Heart failure occurs when the heart no longer has the strength to pump blood through the body, and is a sign that the body's cardiac system is failing.
Dr. Paolo Nardini, a Rome physician who is not part of the pope's team, said a heart attack affects only the heart, while heart failure signals a "breakdown of the entire system, basically uncurable."
Dr. Peter Weissberg, medical director of the British Heart Foundation, said septic shock "puts a phenomenal strain on the heart."
In a statement Friday, Weissberg said that "those already suffering from heart disease _ including those with heart failure _ are even more susceptible to septic shock. Infection triggers a profound loss of blood pressure, depriving organs around the body of their vital blood supply and putting an enormous strain on the heart."
Even the fittest patients need special care and medicine to survive, he said.
Ruini said he visited John Paul early Friday and found him "profoundly serene and fully lucid."
"I prayed with him for a moment which profoundly moved me.

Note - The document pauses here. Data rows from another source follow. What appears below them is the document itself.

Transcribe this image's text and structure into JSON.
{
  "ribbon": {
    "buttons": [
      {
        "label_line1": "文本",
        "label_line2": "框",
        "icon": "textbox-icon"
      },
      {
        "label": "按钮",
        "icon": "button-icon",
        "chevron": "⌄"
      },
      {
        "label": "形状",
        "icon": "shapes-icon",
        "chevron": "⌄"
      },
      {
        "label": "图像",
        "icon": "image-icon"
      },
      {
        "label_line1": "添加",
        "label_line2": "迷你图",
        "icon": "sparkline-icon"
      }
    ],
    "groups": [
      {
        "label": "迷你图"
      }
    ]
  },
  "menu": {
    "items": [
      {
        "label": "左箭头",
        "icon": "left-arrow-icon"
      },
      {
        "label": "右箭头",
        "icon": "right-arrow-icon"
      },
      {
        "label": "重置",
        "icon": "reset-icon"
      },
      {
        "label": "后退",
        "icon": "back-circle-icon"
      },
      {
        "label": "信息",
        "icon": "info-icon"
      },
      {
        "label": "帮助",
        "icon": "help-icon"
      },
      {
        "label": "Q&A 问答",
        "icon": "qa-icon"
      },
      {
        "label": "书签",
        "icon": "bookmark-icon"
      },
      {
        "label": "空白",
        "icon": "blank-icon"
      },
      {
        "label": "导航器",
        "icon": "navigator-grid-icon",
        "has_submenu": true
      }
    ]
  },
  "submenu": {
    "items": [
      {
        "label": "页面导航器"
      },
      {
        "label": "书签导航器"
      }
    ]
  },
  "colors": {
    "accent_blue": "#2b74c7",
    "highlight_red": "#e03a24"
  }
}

Certainly the pope has completely left himself in God's hands. I invite all Romans and Italians to intensify prayers for him in this moment," Ruini told private TG5 television.
He asked Italians to pray for John Paul, and said a special Mass for the pope would be held at 7 p.m. at the basilica of St. John Lateran in Rome. The patriarch of Venice, Cardinal Angelo Scola, also planned a Mass in St. Mark Basilica at the same time.
Hospitalized twice last month following two breathing crises, and fitted with a breathing tube and a feeding tube, John Paul has become a picture of suffering.
His 26-year papacy has been marked by its call to value the aged and to respect the sick, subjects the pope has turned to as he battles Parkinson's disease and crippling knee and hip ailments.
It is not clear who would be empowered to make medical decisions for an unconscious pope. The Vatican has officially declined to comment whether John Paul has left written instructions.